Many times, people buy properties they can afford, not what would be happy living in. If on rent, one has the option of living in a property & location that one is happy about. While buying without adequate financial resources, we end up compromising – hugely.
10. Buying a home in the future is impossible
That is a big lie – told by virtually everyone to hustle people into buying properties.
If a person can take a loan and service that through EMI, it means that the person has that much surplus. In a rent situation, the surplus would be less the rent paid. As seen before, the EMI for a property would be between 3-4 times of the rent, for a similar property. Hence, there will be a good surplus which can be invested. The invested amount accumulates over time and can help in buying a property.
Studies of the cost of homes as the number of times annual income has actually come down, not gone up. This is called affordability ratio. A study by HDFC shows that the ratio was 22 in 1994-95. It has come down to just 4.7 in 2012-13. We don’t have the latest data, but it would have come down even more now as property prices are stagnant or have come down since.
Is buying own residence a good idea? If so, when should we buy?
One may want to buy a property to live in and there is nothing wrong with that. What is wrong is probably the timing of the property buy.
Early in one’s career, it may be a good idea to stay on rent as most people are very mobile and go where their career takes them. Hence, even if they buy a property in one city, they may not be able to stay in it as they may need to move to another city. In such a situation, one will be paying an EMI for one’s own home & rent for the home in the other city. This beats the idea of buying the home for self-use. Also, rental yields are so low in India – less than 2% after society charges, property tax & Income tax – that renting out one’s home is a financially poor option.

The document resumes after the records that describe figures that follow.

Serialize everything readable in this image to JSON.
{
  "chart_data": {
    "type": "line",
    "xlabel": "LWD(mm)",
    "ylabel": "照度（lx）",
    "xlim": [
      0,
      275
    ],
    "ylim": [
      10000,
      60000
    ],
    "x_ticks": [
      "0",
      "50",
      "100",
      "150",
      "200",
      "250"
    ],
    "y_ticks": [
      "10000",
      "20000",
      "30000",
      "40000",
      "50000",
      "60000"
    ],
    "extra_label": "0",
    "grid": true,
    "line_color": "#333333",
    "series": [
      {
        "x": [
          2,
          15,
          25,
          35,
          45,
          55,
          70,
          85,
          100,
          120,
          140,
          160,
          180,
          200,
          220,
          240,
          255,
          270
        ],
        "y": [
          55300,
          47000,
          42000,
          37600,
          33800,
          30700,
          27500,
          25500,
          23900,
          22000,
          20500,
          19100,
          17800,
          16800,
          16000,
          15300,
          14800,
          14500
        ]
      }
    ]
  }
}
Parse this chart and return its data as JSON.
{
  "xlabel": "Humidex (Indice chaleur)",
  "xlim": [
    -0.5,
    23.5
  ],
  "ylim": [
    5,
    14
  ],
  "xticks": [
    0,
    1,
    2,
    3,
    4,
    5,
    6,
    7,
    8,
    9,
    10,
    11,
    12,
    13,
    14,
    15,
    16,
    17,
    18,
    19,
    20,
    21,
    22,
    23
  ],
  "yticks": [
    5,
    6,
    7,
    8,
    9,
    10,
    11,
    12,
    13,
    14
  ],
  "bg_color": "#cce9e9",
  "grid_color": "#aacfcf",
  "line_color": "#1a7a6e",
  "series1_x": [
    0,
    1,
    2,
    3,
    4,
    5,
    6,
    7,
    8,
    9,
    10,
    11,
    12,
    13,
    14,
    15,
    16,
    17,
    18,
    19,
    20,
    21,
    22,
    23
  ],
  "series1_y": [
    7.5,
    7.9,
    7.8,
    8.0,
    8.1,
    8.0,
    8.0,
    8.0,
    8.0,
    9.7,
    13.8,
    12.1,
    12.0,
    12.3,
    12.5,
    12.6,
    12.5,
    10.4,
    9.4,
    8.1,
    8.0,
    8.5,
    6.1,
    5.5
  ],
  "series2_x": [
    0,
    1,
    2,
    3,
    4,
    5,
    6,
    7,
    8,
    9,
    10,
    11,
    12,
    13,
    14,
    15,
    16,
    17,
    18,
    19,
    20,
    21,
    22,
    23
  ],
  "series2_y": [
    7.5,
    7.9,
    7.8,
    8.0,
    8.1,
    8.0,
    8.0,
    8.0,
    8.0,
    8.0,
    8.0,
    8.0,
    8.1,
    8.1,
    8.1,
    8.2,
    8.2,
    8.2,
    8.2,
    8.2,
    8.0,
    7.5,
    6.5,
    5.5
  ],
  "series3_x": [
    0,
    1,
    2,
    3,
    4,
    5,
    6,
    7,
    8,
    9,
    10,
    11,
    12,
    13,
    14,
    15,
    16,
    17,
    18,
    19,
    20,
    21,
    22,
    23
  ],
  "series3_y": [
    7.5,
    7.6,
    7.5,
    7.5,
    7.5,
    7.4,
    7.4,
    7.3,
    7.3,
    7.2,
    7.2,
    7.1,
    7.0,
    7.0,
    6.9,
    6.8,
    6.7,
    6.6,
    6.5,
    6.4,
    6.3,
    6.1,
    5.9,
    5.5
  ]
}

Residential property should be bought only when there is reasonable certainty of staying put in that place. This normally happens in the late thirties or early forties & that could be the time to buy one’s residence. It can, of course, vary a bit from person to person, depending on their situation.
Even after careful consideration, things change & it is possible that people may have to move cities. But, to circumvent this, some people keep their families in one place, especially if the children have come to higher classes; the person who is working in another city travels to and fro between cities.
What percentage one should pay upfront & what portion should be as a loan?
Most banks/ Home finance institutions are willing to fund 80% of the property price, it may be a good idea to be able to pay a higher percentage from one’s savings & keep the borrowing as a percentage low.
If a person is buying the property later in life as suggested, the amount of upfront payment can roughly be one half & the other half can be through loans.
People buying very early end up borrowing over 90% of the property cost from banking and other sources. With such high borrowings, money position becomes tight.
During the early phases of life, there are many aspirations one may have – buying mobiles, gifting, holidays, etc. The home would ensure that none of that would be really feasible. Also, one cannot call a property as one’s own, where one’s equity is 10% or less – if that is the reason to buy the property!
Own residence should be bought later in life when one is able to pay nearly half of the property cost & when one is reasonably certain that this is the city & place where they want to settle. Getting carried away and buying properties due to family pressure, wrong convictions, faulty financial ideas – would do more harm than good.
Roam free early on. Let family, peers, etc. not push you around. Settle for a home, only when you are really ready.